Это уже было слишком… Разговор на эту тему можно было кончать, тем не менее я робко поинтересовался, а кого расстреляют, если в ходе наступления или контрнаступления обнаружится, что сведения, которые принес младший лейтенант Филатов, верны, а пренебрежение ими стоило многих жизней?
– Тебя расстреляют, мой юный друг. А загубленные жизни входят в так называемые систематические ошибки. Приборная ошибка буссоля – столько-то градусов, бинокля – столько-то метров, и тут уж ничего не поделаешь. Вот и количество убитых всегда планируется…
Широкая дорога, шлях по-здешнему, обрывалась на совхозе, который когда-то был, наверное, богатым, в полукилометре – хутор, пять домишек, в самом лучшем квартировал Борис Петрович, фронтовыми трофеями пополнявший свою довоенную домашнюю библиотеку. У такого же чересчур знающего невоенные предметы немца Богатырев позаимствовал альбомы с красочными картинками, репродукциями и часами рассказывал мне о художниках прошлых веков, о фламандцах.

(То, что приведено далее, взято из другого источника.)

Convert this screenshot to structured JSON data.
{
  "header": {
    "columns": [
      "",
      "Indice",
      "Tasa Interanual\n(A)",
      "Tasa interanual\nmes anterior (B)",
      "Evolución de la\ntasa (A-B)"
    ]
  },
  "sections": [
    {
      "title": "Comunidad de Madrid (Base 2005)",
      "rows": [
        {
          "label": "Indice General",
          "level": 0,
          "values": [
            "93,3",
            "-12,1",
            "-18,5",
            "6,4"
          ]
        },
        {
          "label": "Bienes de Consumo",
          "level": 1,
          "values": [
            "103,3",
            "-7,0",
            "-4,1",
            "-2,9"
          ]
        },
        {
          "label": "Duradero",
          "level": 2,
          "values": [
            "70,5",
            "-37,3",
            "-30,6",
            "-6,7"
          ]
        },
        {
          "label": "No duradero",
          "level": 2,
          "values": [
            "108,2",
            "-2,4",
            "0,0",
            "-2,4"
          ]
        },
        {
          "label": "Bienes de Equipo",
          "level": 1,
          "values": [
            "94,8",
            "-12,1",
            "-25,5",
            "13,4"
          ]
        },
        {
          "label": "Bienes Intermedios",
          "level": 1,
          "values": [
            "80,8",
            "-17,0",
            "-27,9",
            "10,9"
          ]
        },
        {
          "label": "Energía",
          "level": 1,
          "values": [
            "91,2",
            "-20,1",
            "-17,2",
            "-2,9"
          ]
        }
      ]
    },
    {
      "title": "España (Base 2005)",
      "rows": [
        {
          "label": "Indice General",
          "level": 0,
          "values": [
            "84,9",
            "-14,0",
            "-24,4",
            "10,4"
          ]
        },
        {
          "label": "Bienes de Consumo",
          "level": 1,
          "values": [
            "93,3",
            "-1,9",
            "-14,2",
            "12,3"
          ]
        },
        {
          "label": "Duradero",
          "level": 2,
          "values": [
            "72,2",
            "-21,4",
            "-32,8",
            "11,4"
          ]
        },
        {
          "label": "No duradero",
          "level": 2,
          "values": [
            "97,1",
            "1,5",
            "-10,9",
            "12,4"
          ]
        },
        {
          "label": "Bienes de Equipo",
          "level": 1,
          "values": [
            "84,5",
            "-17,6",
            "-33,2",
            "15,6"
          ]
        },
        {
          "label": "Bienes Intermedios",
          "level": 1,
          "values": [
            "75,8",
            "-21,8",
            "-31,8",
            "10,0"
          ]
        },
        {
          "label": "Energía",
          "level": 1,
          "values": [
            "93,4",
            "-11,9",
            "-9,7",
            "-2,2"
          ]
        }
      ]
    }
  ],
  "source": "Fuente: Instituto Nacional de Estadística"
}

– Мне что Рубенс, что Тициан, что Рембрандт – все едино, ибо – воришки, – объяснял Борис Петрович, выдыхая дым «Юно» в окно, уберегая мои юношеские легкие от никотина. – Истоки их могущества – в творениях забытых всеми мазилок. Я вообще недолюбливаю титанов. Шакалами рыскали они по чужим мастерским, скупщикам и рыночным торговцам, набив глаза на добычу творений безвестных, никем еще не понятых, гениев, не обладавших качеством, которое делает умирающего от голода провинциала столичным мэтром, и качество это – наглость, попирание самого святого, права простолюдина на собственное понимание искусства. «…А не милорда глупого с базара понесет» – так, кажется, негодовал поэт, изобличая дурные вкусы крестьян, почему-то не торопящихся покупать на базаре творения какого-то Белинского. Да, милорда! Потому что он понятен трудящемуся, потому что на понятии этом и создаются шедевры. Что понимали так называемые гении и первые ростки, первые проблески рассвета узнавали на полотнах мазилок. Титаны все выкрадывали у них. Мысли, выраженные смелым мазком, необычная расстановка фигур в глубине композиции, умение тенью выпятить свет – все это промелькнуло на холстах безвестных предтеч, не обладавших верою в себя и расторопностью базарных пройдох, то есть тем, чем владели творцы шедевров. Высосав из нищих предвестников все самое ценное, они провозглашали себя гениями, они брали в ученики лучших, талантливых, заставляли их работать под себя, они выпалывали растения, которые могли превзойти их сочностью плодов…
Мир колыхался, стены готовы были вот-вот обрушиться, свербящий стон дрожал над Вселенной, достигая моих ушей, эпохи низвергались бурным водопадом, и эхо сотрясений волновало меня. Я убеждался: придет время – и будет это очень скоро – я услышу «манану».
Кстати, при переходе линии фронта случился эпизод, который решено было ни в коем случае не отображать в рапортах. До фронта так далеко, что иногда казалось: наши уже в Киеве! Тогда становилось грустно… Частенько вспоминались мои боевые друзья, и не просто частенько, а минуты не мог прожить, не повинившись перед ними, потому что речи Богатырева подсказывали мне, что не меня предали Калтыгин и Алеша, а способствовали обманом и предательством разгрому немцев, бесперебойной работе слаженного военно-штабного механизма.
В храме искусств (так выражался Борис Петрович) оказался я и, отбегав утренние десять километров, проглотив кашу-концентрат, раскрывал альбомы, и слезы временами лились у меня, так хотелось отброситься на много веков назад и жить рядом с людьми, запрудившими альбомы. Под гулкими сводами храма стала вскоре звучать французская речь. К сожалению, перепады эпох исказили тот язык, которому учил меня полковник: он, язык этот, отличался от нынешнего французского, как Державин от Пушкина, и когда двумя годами позже я пытался в Германии поговорить на нем с парижанами, то на меня смотрели, как на, сейчас понимаю, ополоумевшего актера «Комеди франсез»: изъяснялся я в манере Атоса со всеми, вероятно, непристойностями мушкетерского жаргона.